Rintik-rintik hujan mulai turun membasahi halaman sekolah SMA Harapan. Semua siswa menunggu di aula karena hujan yang tak kunjung reda sambil memegangi gadgetnya masing-masing berharap mereka dijemput oleh supir/orangtua. Berbeda dengan Nadia, cewek kelas XII-IPA3 ini menunggu redanya hujan dengan bermain piano di kelas musik. Ya, dia sangat pintar dan mahir bermain piano. Banyak cowok yang suka dan jatuh cinta dengannya, namun Nadia tidak merespon mereka semua. Ketika Nadia sedang asyik bermain piano, datanglah seorang cowok ganteng dan tinggi seperti Marcel Chandrawinata masuk ke kelas musik.

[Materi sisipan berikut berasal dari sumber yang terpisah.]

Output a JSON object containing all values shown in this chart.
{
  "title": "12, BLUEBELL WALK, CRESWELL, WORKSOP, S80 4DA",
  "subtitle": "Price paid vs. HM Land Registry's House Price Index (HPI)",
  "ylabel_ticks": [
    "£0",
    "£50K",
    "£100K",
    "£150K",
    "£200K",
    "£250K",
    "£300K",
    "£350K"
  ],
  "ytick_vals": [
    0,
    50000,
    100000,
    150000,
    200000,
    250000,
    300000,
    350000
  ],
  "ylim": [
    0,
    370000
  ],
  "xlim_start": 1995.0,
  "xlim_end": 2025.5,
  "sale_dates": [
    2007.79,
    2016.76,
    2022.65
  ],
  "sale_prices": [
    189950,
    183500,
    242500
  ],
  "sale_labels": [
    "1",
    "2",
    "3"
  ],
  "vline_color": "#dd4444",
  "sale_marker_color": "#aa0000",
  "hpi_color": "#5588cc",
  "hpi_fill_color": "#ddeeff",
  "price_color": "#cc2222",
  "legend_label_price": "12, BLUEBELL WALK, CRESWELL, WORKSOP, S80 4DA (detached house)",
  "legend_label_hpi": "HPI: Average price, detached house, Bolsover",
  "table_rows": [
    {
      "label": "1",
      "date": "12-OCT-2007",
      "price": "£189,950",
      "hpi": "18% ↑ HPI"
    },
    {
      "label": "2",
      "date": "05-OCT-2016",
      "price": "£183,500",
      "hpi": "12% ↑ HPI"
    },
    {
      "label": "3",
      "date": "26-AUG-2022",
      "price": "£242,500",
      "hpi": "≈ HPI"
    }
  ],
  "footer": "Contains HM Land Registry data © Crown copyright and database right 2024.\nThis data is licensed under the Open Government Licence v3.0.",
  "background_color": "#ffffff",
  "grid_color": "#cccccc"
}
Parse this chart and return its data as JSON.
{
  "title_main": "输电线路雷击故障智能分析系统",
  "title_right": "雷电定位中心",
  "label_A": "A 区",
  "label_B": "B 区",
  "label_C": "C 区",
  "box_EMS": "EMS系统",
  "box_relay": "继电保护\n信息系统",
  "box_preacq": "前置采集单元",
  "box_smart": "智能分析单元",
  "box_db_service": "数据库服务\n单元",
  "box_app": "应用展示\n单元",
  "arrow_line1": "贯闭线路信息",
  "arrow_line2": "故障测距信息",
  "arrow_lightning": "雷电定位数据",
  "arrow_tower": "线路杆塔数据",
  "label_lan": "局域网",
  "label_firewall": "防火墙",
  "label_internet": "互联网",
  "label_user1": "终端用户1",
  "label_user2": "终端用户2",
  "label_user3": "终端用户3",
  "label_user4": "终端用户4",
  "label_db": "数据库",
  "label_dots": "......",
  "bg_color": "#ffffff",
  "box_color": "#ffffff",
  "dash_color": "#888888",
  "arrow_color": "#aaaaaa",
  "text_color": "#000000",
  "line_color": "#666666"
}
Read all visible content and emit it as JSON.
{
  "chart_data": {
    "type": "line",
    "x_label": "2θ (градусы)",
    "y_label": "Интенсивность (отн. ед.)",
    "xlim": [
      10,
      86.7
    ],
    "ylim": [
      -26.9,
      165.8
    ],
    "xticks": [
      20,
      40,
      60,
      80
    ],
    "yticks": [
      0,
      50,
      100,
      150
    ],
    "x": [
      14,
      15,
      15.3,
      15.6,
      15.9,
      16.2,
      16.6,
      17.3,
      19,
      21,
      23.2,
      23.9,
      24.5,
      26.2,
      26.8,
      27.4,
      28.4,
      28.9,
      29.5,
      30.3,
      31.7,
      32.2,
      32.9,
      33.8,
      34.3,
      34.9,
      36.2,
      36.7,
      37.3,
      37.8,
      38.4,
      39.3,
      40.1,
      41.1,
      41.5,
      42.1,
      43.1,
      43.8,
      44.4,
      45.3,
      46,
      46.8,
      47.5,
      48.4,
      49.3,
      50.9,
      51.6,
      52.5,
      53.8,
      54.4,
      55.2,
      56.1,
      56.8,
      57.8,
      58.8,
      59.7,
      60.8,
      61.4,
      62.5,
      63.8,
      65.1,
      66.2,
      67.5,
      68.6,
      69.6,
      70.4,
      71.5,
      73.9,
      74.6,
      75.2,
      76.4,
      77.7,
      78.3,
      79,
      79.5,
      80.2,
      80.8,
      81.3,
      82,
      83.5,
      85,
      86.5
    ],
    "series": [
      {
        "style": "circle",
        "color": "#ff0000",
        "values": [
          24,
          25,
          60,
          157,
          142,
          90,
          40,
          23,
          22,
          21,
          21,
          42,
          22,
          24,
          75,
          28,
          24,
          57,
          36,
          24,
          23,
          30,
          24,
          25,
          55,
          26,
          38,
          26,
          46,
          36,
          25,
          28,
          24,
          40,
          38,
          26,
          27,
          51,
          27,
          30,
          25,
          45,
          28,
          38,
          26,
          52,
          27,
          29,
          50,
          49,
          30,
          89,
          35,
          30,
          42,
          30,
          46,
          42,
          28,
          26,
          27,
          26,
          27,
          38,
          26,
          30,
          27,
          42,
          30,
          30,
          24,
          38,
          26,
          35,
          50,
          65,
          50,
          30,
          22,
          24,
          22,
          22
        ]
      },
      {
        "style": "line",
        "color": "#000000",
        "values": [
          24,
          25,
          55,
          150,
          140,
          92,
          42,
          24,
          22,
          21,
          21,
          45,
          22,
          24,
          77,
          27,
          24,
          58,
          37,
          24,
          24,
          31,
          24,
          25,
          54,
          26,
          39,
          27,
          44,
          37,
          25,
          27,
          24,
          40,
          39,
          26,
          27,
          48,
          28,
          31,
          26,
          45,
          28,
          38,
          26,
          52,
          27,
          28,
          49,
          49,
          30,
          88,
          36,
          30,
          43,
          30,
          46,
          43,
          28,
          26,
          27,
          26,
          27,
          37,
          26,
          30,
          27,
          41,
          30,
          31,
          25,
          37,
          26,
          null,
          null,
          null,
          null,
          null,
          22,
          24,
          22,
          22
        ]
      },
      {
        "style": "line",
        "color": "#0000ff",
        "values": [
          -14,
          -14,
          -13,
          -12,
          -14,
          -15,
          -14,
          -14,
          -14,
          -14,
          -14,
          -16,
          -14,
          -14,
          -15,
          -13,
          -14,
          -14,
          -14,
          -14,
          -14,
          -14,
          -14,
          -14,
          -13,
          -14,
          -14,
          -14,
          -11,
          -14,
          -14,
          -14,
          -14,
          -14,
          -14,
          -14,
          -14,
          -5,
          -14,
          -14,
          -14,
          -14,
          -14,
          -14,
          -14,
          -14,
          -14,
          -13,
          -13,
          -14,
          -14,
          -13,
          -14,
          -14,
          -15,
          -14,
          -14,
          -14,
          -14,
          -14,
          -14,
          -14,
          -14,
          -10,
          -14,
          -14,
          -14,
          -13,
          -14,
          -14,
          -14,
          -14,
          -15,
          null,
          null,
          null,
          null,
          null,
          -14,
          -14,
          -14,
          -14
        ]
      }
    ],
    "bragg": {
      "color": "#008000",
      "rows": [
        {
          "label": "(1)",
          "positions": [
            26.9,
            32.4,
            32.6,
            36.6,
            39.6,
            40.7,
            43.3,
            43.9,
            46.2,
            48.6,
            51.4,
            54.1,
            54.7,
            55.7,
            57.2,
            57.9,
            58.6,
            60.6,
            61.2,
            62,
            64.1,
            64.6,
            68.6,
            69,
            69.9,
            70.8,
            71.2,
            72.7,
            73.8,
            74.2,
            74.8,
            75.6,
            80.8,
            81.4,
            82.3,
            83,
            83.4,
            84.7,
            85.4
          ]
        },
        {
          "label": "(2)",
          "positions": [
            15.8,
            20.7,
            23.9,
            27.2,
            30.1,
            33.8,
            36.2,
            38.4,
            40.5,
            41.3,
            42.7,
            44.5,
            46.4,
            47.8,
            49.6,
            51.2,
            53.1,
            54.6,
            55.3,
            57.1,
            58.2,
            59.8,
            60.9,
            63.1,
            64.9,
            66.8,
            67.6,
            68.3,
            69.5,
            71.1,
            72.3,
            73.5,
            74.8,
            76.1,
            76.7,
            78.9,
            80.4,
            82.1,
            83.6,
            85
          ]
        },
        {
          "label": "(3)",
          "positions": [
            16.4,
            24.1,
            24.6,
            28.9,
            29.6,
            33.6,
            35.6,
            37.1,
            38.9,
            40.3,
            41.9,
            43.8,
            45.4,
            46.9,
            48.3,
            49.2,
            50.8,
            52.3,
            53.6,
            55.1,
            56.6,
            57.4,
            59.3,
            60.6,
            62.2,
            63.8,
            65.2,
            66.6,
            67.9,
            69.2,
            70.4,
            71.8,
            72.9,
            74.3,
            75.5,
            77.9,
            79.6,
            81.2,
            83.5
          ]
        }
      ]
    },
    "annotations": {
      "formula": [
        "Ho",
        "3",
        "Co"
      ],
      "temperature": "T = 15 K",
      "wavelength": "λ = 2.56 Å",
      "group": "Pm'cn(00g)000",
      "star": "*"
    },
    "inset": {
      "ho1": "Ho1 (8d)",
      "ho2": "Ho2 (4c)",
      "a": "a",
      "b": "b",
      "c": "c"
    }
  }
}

"Aku mendengar kamu bermain piano sangat baik dan merdu. Hey gadis, siapa namamu?" tanya si cowok itu. Seketika Nadia menghentikan permainan pianonya dan berbalik badan melihat cowok itu.
"Makasih banyak atas pujiannya. Kamu siapa? Aku Nadia," jawabnya sambil berdiri dan melambaikan tangan.
"Kamu ternyata pianis hebat yang pernah aku temui. Kenalkan, namaku Bayu. Aku anak XII-IPA2. Kalo kamu?," jawab cowok itu. Entah apa yg dirasakan oleh Nadia, jantungnya berdebar kencang ketika menerima lambaian tangan Bayu. Memang sebelumnya Nadia tak pernah merasakan hal yg seperti ini.
"Oh iya. Aku kelas XII-IPA3. Senang ketemu sama kamu". Lalu, Bayu memberikan senyuman kepada Nadia. Nadia pun malu-malu mendapatkan senyuman dari Bayu. Bahkan, rona pipinya menjadi merah seketika. Lalu, Bayu mengajak ngobrol Nadia hingga hujan mulai reda.
"Hujannya udah reda, aku pulang dulu ya Bay," kata Nadia sambil pergi meninggalkan Bayu.
"Tunggu sebentar Nad," panggil Bayu memanggil Nadia. Lalu, Nadia pun berbalik badan dan menghampiri Bayu.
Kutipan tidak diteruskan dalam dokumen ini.